On August 28, 1963, Martin Luther King Jr. stood on the steps of the Lincoln Memorial and gave a speech for the ages, delivering the oratorical masterpiece "I Have a Dream" to nearly 250,000 people.

When he was done, King stepped away from the podium, folded his speech, and found himself standing in front of George Raveling, a former Villanova basketball player who, along with his friend Warren Wilson, had been asked to provide extra security around Dr. King while he was speaking. "We were both tall, gangly guys," Raveling told TIME in 2003. "We didn't know what we were doing but we certainly made for a good appearance."

Moved by the speech, Raveling saw the folded papers in King’s hands and asked if he could have them. King gave the young volunteer the speech without hesitation, and that was that.

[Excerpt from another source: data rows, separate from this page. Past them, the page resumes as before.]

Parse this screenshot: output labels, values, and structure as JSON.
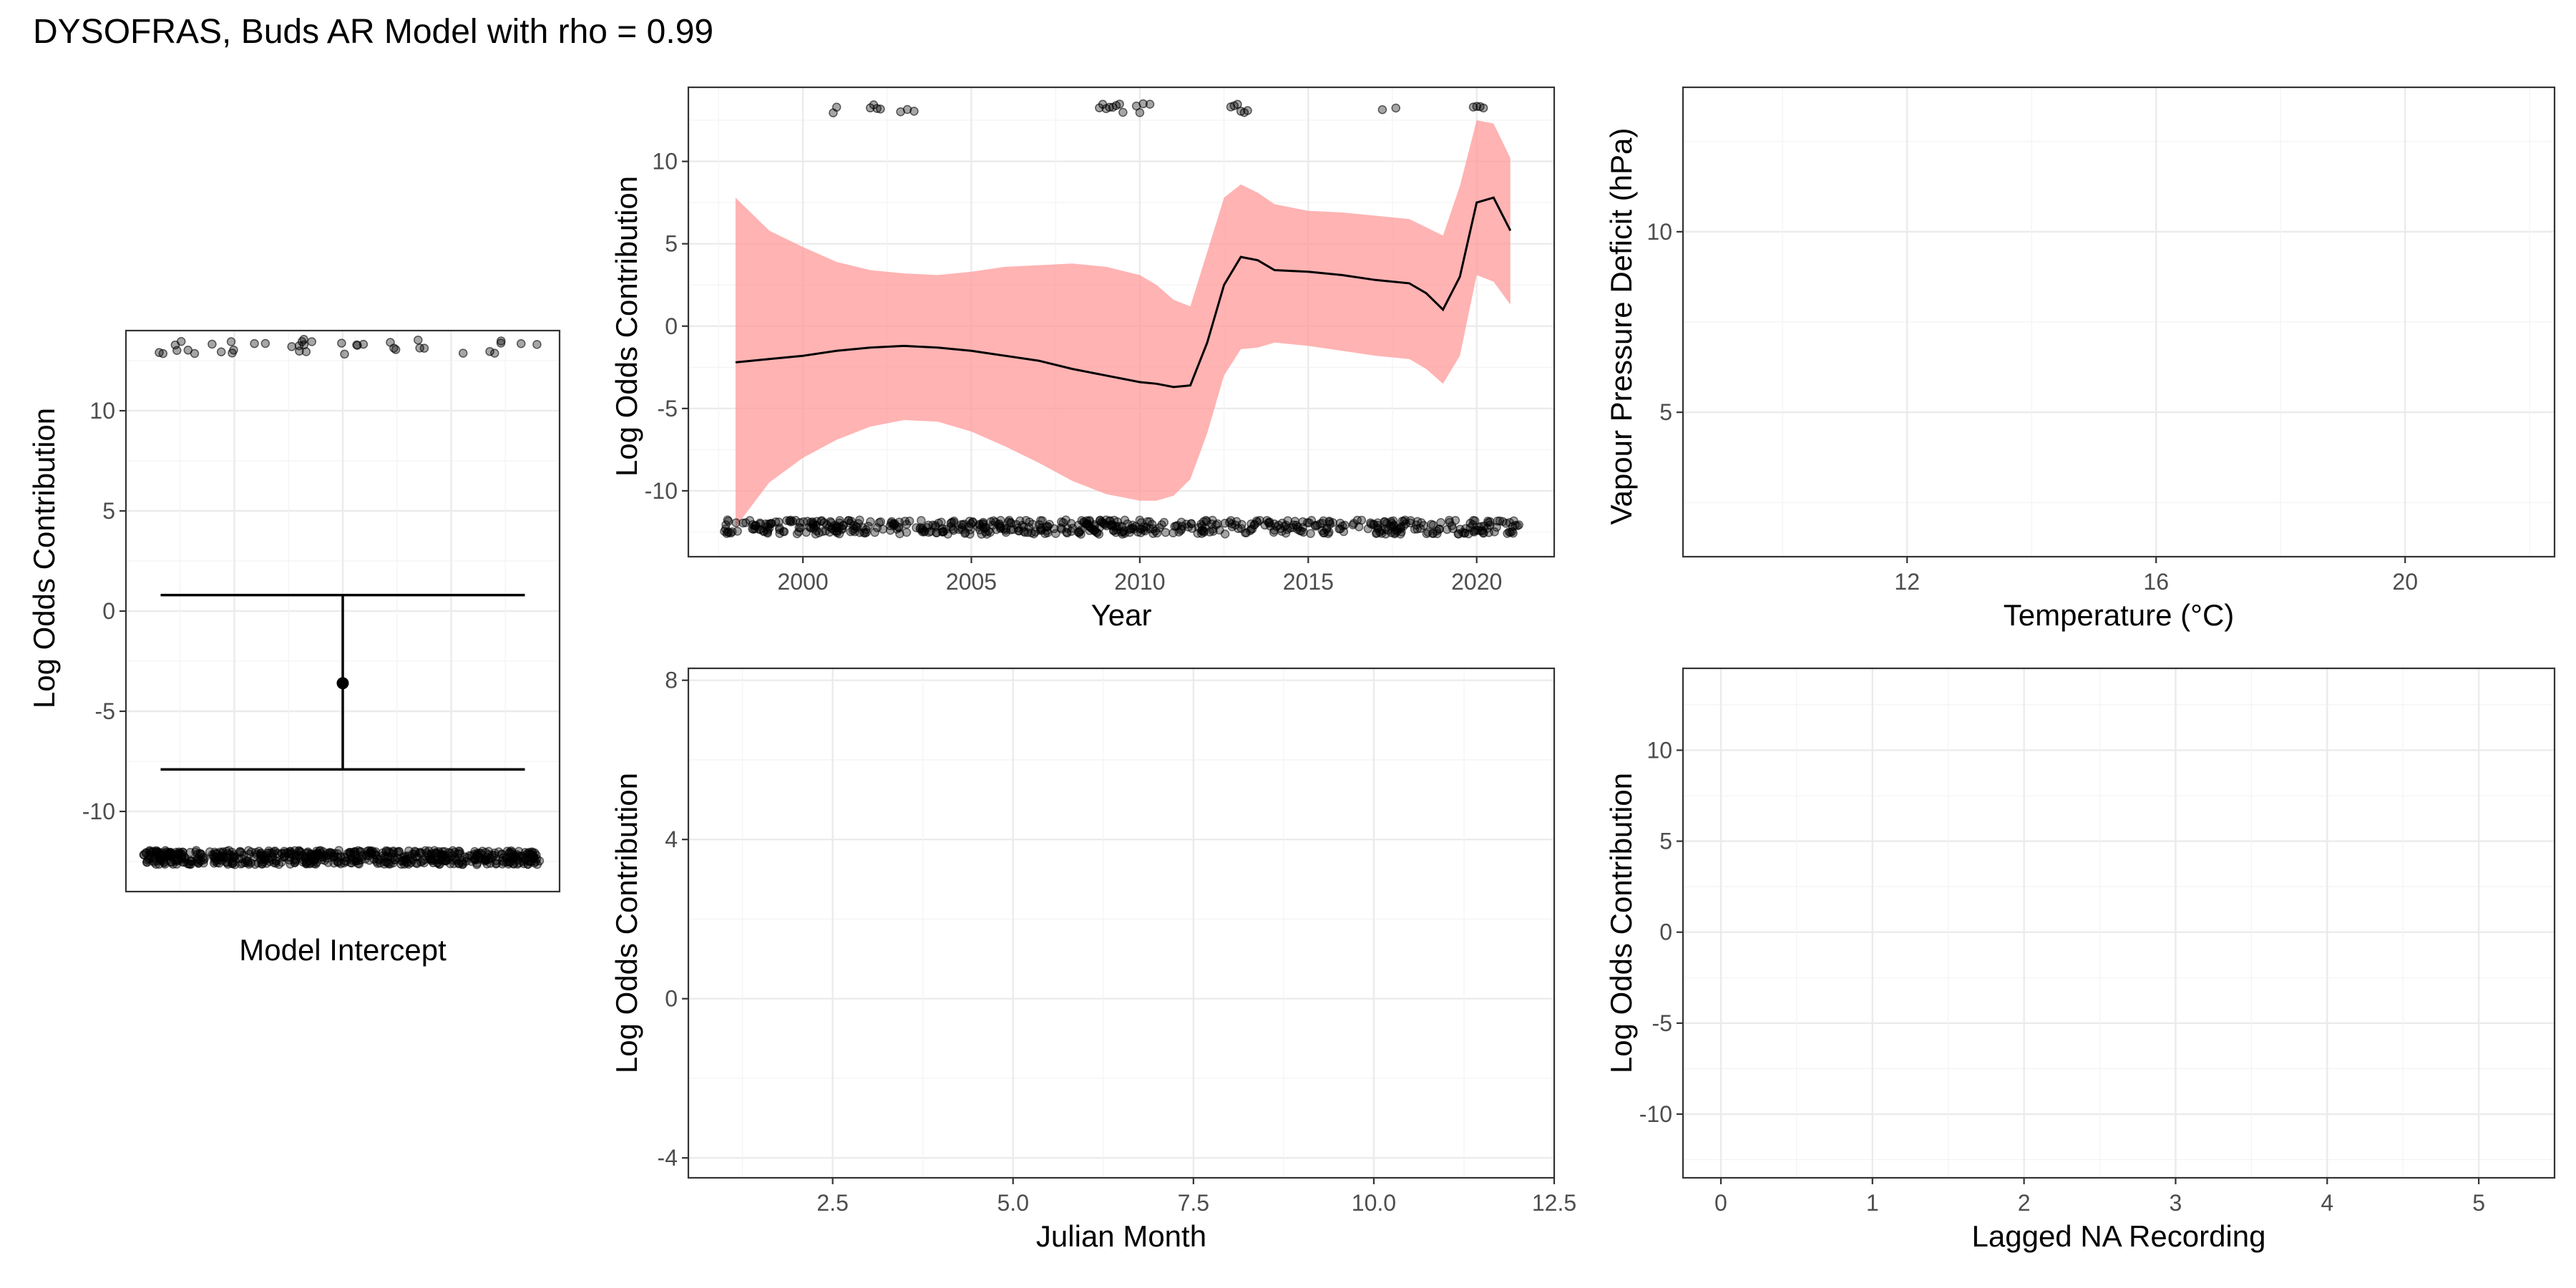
{
  "title": "DYSOFRAS, Buds AR Model with rho = 0.99",
  "colors": {
    "ribbon": "#ff9999",
    "line": "#000000",
    "points": "#000000",
    "grid": "#ebebeb",
    "border": "#333333"
  },
  "chart_data": [
    {
      "id": "intercept",
      "type": "scatter",
      "xlabel": "Model Intercept",
      "ylabel": "Log Odds Contribution",
      "xticks": [],
      "ylim": [
        -14,
        14
      ],
      "yticks": [
        -10,
        -5,
        0,
        5,
        10
      ],
      "yticklabels": [
        "-10",
        "-5",
        "0",
        "5",
        "10"
      ],
      "grid": true,
      "estimate": -3.6,
      "interval": [
        -7.9,
        0.8
      ],
      "rug_top_y": 13.2,
      "rug_bottom_y": -12.3,
      "rug_top_count": 40,
      "rug_bottom_count": 600
    },
    {
      "id": "year",
      "type": "line",
      "xlabel": "Year",
      "ylabel": "Log Odds Contribution",
      "xlim": [
        1996.6,
        2022.3
      ],
      "xticks": [
        2000,
        2005,
        2010,
        2015,
        2020
      ],
      "xticklabels": [
        "2000",
        "2005",
        "2010",
        "2015",
        "2020"
      ],
      "ylim": [
        -14,
        14.5
      ],
      "yticks": [
        -10,
        -5,
        0,
        5,
        10
      ],
      "yticklabels": [
        "-10",
        "-5",
        "0",
        "5",
        "10"
      ],
      "grid": true,
      "x": [
        1998,
        1999,
        2000,
        2001,
        2002,
        2003,
        2004,
        2005,
        2006,
        2007,
        2008,
        2009,
        2010,
        2010.5,
        2011,
        2011.5,
        2012,
        2012.5,
        2013,
        2013.5,
        2014,
        2015,
        2016,
        2017,
        2018,
        2018.5,
        2019,
        2019.5,
        2020,
        2020.5,
        2021
      ],
      "fit": [
        -2.2,
        -2.0,
        -1.8,
        -1.5,
        -1.3,
        -1.2,
        -1.3,
        -1.5,
        -1.8,
        -2.1,
        -2.6,
        -3.0,
        -3.4,
        -3.5,
        -3.7,
        -3.6,
        -1.0,
        2.5,
        4.2,
        4.0,
        3.4,
        3.3,
        3.1,
        2.8,
        2.6,
        2.0,
        1.0,
        3.0,
        7.5,
        7.8,
        5.8
      ],
      "lower": [
        -12.2,
        -9.5,
        -8.0,
        -6.9,
        -6.1,
        -5.7,
        -5.8,
        -6.4,
        -7.3,
        -8.3,
        -9.4,
        -10.2,
        -10.6,
        -10.6,
        -10.3,
        -9.3,
        -6.5,
        -3.0,
        -1.4,
        -1.3,
        -1.0,
        -1.2,
        -1.5,
        -1.8,
        -2.0,
        -2.6,
        -3.5,
        -1.8,
        3.1,
        2.7,
        1.3
      ],
      "upper": [
        7.8,
        5.8,
        4.8,
        3.9,
        3.4,
        3.2,
        3.1,
        3.3,
        3.6,
        3.7,
        3.8,
        3.6,
        3.1,
        2.5,
        1.6,
        1.2,
        4.5,
        7.8,
        8.6,
        8.1,
        7.4,
        7.0,
        6.9,
        6.7,
        6.5,
        6.0,
        5.5,
        8.5,
        12.5,
        12.3,
        10.2
      ],
      "rug_top_y": 13.2,
      "rug_bottom_y": -12.2,
      "rug_top_x": [
        2000.9,
        2001.0,
        2002.0,
        2002.1,
        2002.2,
        2002.3,
        2002.9,
        2003.1,
        2003.3,
        2008.8,
        2008.9,
        2009.0,
        2009.1,
        2009.2,
        2009.3,
        2009.4,
        2009.5,
        2009.9,
        2010.0,
        2010.1,
        2010.3,
        2012.7,
        2012.8,
        2012.9,
        2013.0,
        2013.1,
        2013.2,
        2017.2,
        2017.6,
        2019.9,
        2020.0,
        2020.1,
        2020.2
      ],
      "rug_bottom_range": [
        1997.6,
        2021.3
      ],
      "rug_bottom_count": 600
    },
    {
      "id": "temperature",
      "type": "scatter",
      "xlabel": "Temperature (°C)",
      "ylabel": "Vapour Pressure Deficit (hPa)",
      "xlim": [
        8.4,
        22.4
      ],
      "xticks": [
        12,
        16,
        20
      ],
      "xticklabels": [
        "12",
        "16",
        "20"
      ],
      "ylim": [
        1.0,
        14.0
      ],
      "yticks": [
        5,
        10
      ],
      "yticklabels": [
        "5",
        "10"
      ],
      "grid": true
    },
    {
      "id": "julian-month",
      "type": "line",
      "xlabel": "Julian Month",
      "ylabel": "Log Odds Contribution",
      "xlim": [
        0.5,
        12.5
      ],
      "xticks": [
        2.5,
        5.0,
        7.5,
        10.0,
        12.5
      ],
      "xticklabels": [
        "2.5",
        "5.0",
        "7.5",
        "10.0",
        "12.5"
      ],
      "ylim": [
        -4.5,
        8.3
      ],
      "yticks": [
        -4,
        0,
        4,
        8
      ],
      "yticklabels": [
        "-4",
        "0",
        "4",
        "8"
      ],
      "grid": true
    },
    {
      "id": "lagged-na",
      "type": "line",
      "xlabel": "Lagged NA Recording",
      "ylabel": "Log Odds Contribution",
      "xlim": [
        -0.25,
        5.5
      ],
      "xticks": [
        0,
        1,
        2,
        3,
        4,
        5
      ],
      "xticklabels": [
        "0",
        "1",
        "2",
        "3",
        "4",
        "5"
      ],
      "ylim": [
        -13.5,
        14.5
      ],
      "yticks": [
        -10,
        -5,
        0,
        5,
        10
      ],
      "yticklabels": [
        "-10",
        "-5",
        "0",
        "5",
        "10"
      ],
      "grid": true
    }
  ]
}
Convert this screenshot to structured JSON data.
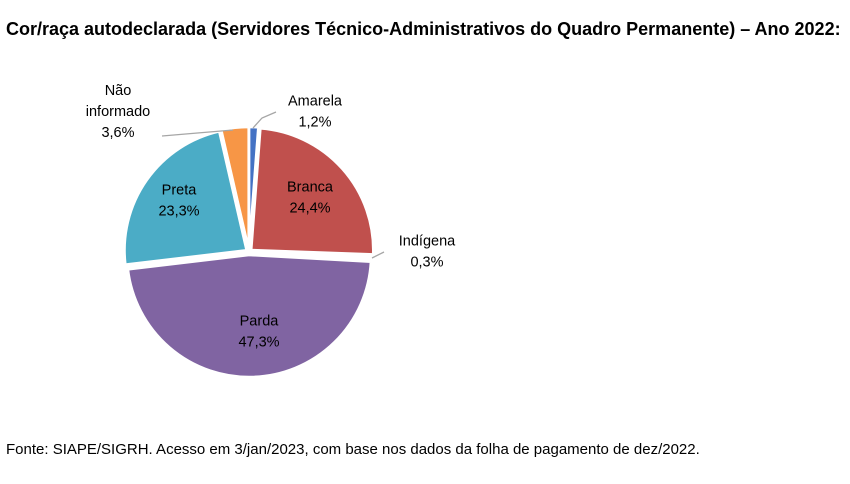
{
  "title": "Cor/raça autodeclarada (Servidores Técnico-Administrativos do Quadro Permanente) – Ano 2022:",
  "source": "Fonte: SIAPE/SIGRH. Acesso em 3/jan/2023, com base nos dados da folha de pagamento de dez/2022.",
  "chart_data": {
    "type": "pie",
    "title": "Cor/raça autodeclarada (Servidores Técnico-Administrativos do Quadro Permanente) – Ano 2022:",
    "unit": "%",
    "slices": [
      {
        "label": "Amarela",
        "value": 1.2,
        "display": "1,2%",
        "color": "#4472C4"
      },
      {
        "label": "Branca",
        "value": 24.4,
        "display": "24,4%",
        "color": "#C0504D"
      },
      {
        "label": "Indígena",
        "value": 0.3,
        "display": "0,3%",
        "color": "#9BBB59"
      },
      {
        "label": "Parda",
        "value": 47.3,
        "display": "47,3%",
        "color": "#8064A2"
      },
      {
        "label": "Preta",
        "value": 23.3,
        "display": "23,3%",
        "color": "#4BACC6"
      },
      {
        "label": "Não informado",
        "value": 3.6,
        "display": "3,6%",
        "color": "#F79646"
      }
    ],
    "legend": "none"
  }
}
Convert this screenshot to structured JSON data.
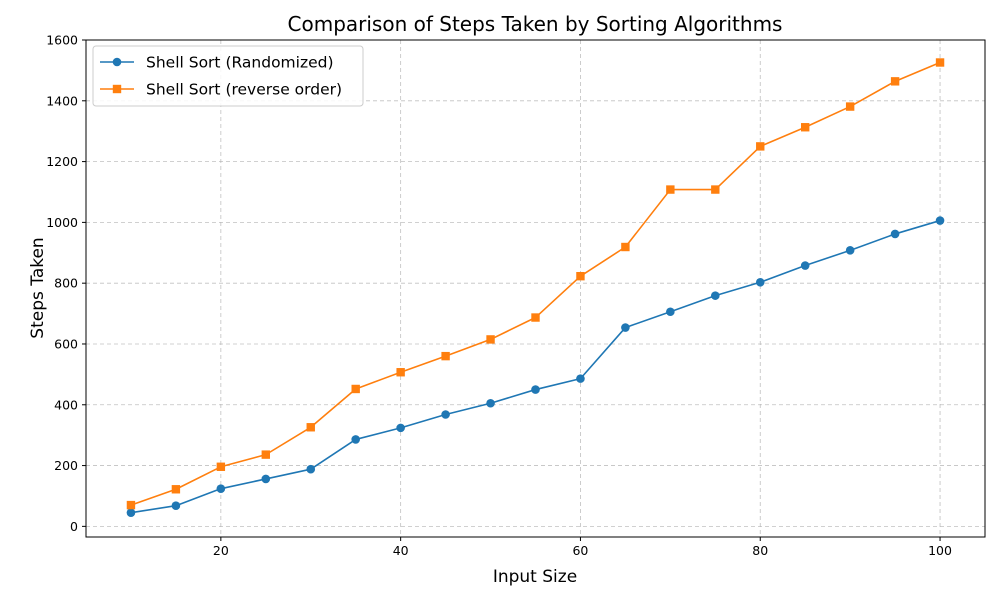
{
  "chart_data": {
    "type": "line",
    "title": "Comparison of Steps Taken by Sorting Algorithms",
    "xlabel": "Input Size",
    "ylabel": "Steps Taken",
    "xlim": [
      5,
      105
    ],
    "ylim": [
      -35,
      1600
    ],
    "xticks": [
      20,
      40,
      60,
      80,
      100
    ],
    "yticks": [
      0,
      200,
      400,
      600,
      800,
      1000,
      1200,
      1400,
      1600
    ],
    "grid": true,
    "legend_position": "top-left",
    "x": [
      10,
      15,
      20,
      25,
      30,
      35,
      40,
      45,
      50,
      55,
      60,
      65,
      70,
      75,
      80,
      85,
      90,
      95,
      100
    ],
    "series": [
      {
        "name": "Shell Sort (Randomized)",
        "color": "#1f77b4",
        "marker": "circle",
        "values": [
          45,
          68,
          124,
          156,
          188,
          286,
          324,
          368,
          405,
          450,
          486,
          654,
          706,
          759,
          803,
          858,
          908,
          962,
          1006
        ]
      },
      {
        "name": "Shell Sort (reverse order)",
        "color": "#ff7f0e",
        "marker": "square",
        "values": [
          70,
          122,
          196,
          236,
          326,
          452,
          507,
          560,
          615,
          687,
          823,
          919,
          1108,
          1108,
          1250,
          1313,
          1381,
          1464,
          1526
        ]
      }
    ]
  }
}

“At no time do I remember thinking, ‘Wow, we got this historic document,’” Raveling told Sports Illustrated in 2015. Not realizing he was holding what would become an important piece of history in his hands, Raveling went home and stuck the three sheets of paper into a Harry Truman biography for safekeeping. They sat there for nearly two decades while Raveling developed an impressive career coaching NCAA men’s basketball.

In 1984, he had recently taken over as the head coach at the University of Iowa and was chatting with Bob Denney of the Cedar Rapids Gazette when Denney brought up the March on Washington. That's when Raveling dropped the bomb: “You know, I’ve got a copy of that speech," he said, and dug it out of the Truman book. After writing an article about Raveling's connection, the reporter had the speech professionally framed for the coach.

Though he displayed the framed speech in his house for a few years, Raveling began to realize the value of the piece and moved it to a bank vault in Los Angeles. Though he has received offers for King’s speech—one collector wanted to purchase the speech for $3 million in 2014—Raveling has turned them all down. He has been in talks with various museums and universities and hopes to put the speech on display in the future, but for now, he cherishes having it in his possession.

“That to me is something I’ll always be able to look back and say I was there,” Raveling said in the original Cedar Rapids Gazette article. “And not only out there in that arena of people, but to be within touching distance of him. That’s like when you’re 80 or 90 years old you can look back and say ‘I was in touching distance of Abraham Lincoln when he made the Gettysburg Address.’"

“I have no idea why I even asked him for the speech,” Raveling, now CEO of Coaching for Success, has said. “But I’m sure glad that I did.”